How would opening up Facebook change the internet? - Jarqwiz
https://www.theverge.com/2019/10/23/20926792/facebook-access-act-interoperability-data-portability-warner-hawley-bill-explainer
======
mindcrime
If believe that if there was demand for an "open Facebook", there would be an
"open Facebook". And I say this as a HUGE fan of all things decentralized,
open, and federated. I want the return of UseNet, WAIS, Gopher, RSS, etc., and
widespread adoption of Atom, AtomPub, ActivityStrea.ms, APML, Salmon,
WebFinger, blah, blah, yada, yada etc. But in reality, consumers have had
chances to adopt these things and they have (mostly) chosen not to.

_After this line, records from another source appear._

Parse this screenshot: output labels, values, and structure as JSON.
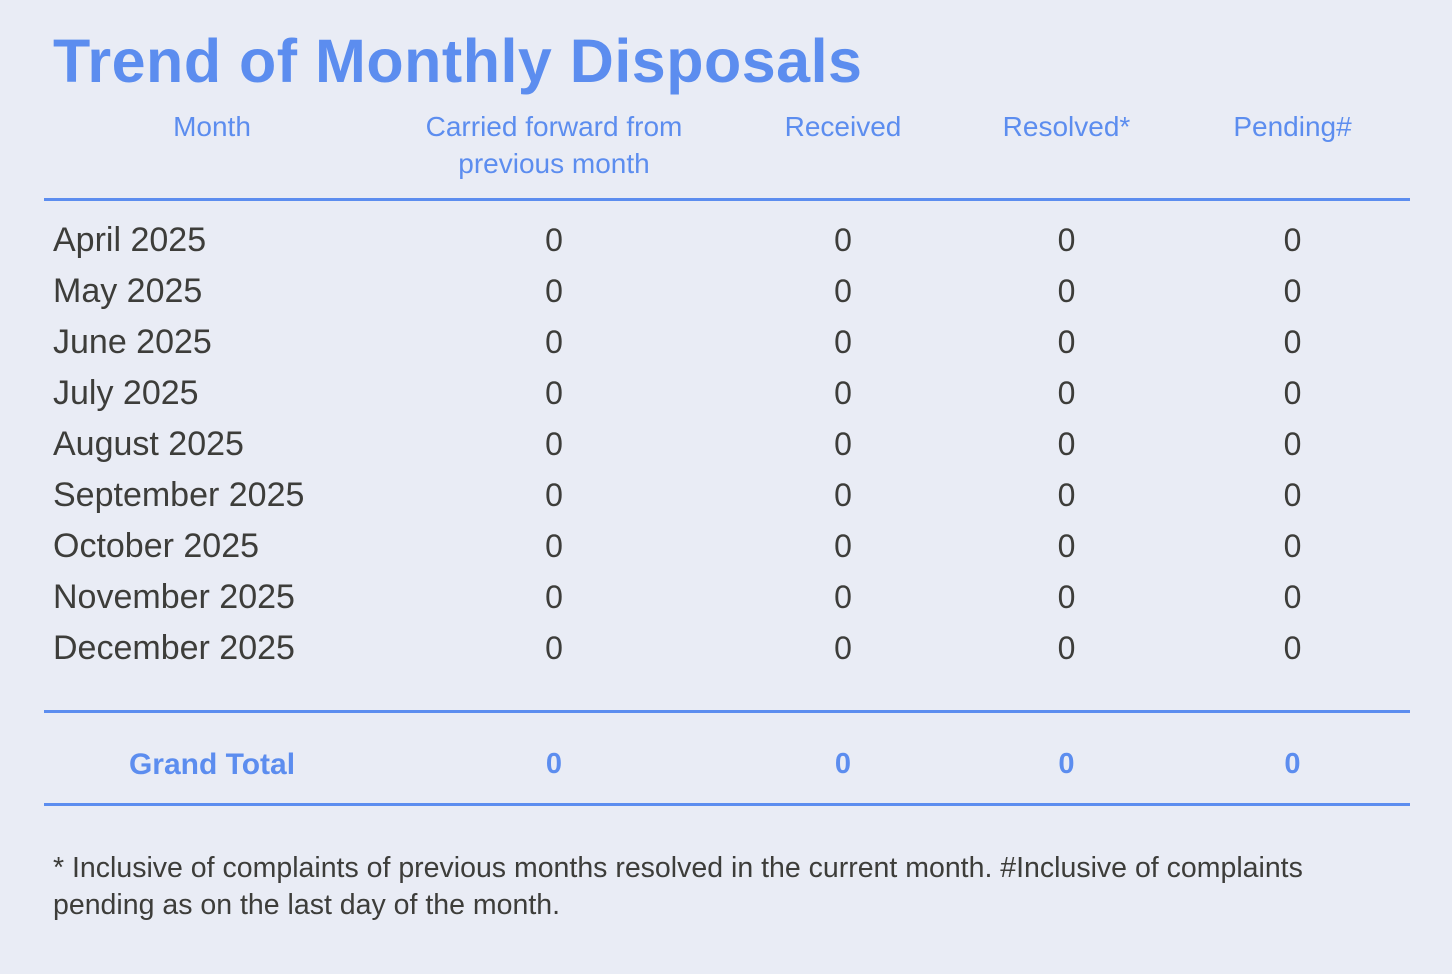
{
  "colors": {
    "accent": "#5c8def",
    "text": "#3d3d3a",
    "background": "#e9ecf5"
  },
  "title": "Trend of Monthly Disposals",
  "table": {
    "columns": [
      "Month",
      "Carried forward from previous month",
      "Received",
      "Resolved*",
      "Pending#"
    ],
    "rows": [
      {
        "month": "April 2025",
        "values": [
          "0",
          "0",
          "0",
          "0"
        ]
      },
      {
        "month": "May 2025",
        "values": [
          "0",
          "0",
          "0",
          "0"
        ]
      },
      {
        "month": "June 2025",
        "values": [
          "0",
          "0",
          "0",
          "0"
        ]
      },
      {
        "month": "July 2025",
        "values": [
          "0",
          "0",
          "0",
          "0"
        ]
      },
      {
        "month": "August 2025",
        "values": [
          "0",
          "0",
          "0",
          "0"
        ]
      },
      {
        "month": "September 2025",
        "values": [
          "0",
          "0",
          "0",
          "0"
        ]
      },
      {
        "month": "October 2025",
        "values": [
          "0",
          "0",
          "0",
          "0"
        ]
      },
      {
        "month": "November 2025",
        "values": [
          "0",
          "0",
          "0",
          "0"
        ]
      },
      {
        "month": "December 2025",
        "values": [
          "0",
          "0",
          "0",
          "0"
        ]
      }
    ],
    "grand_total": {
      "label": "Grand Total",
      "values": [
        "0",
        "0",
        "0",
        "0"
      ]
    }
  },
  "footnote": "* Inclusive of complaints of previous months resolved in the current month. #Inclusive of complaints pending as on the last day of the month."
}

The optimist in me wants to believe that with sufficient "market education"
people could be induced to desire an Open Web that includes open social
networking, but frankly the evidence available to date doesn't support this
belief. I mean, Mastodon / GnuSocial are available today, so why aren't most
people switching?

Perhaps if a Facebook alternative emerged that was clearly better in enough
ways to be compelling in and of itself, _without_ needing the user to care
about federation and decentralization, it could get somewhere and just
introduce those things as a side effect. But, again, people have tried and
thrown lots of money at this. Google (with G+), Ello, and others[1] have tried
to establish a FB alternative with real traction and have mostly not
succeeded.

[1]: [https://www.fastcompany.com/40559106/the-privacy-first-
socia...](https://www.fastcompany.com/40559106/the-privacy-first-social-
network-a-great-idea-that-never-works)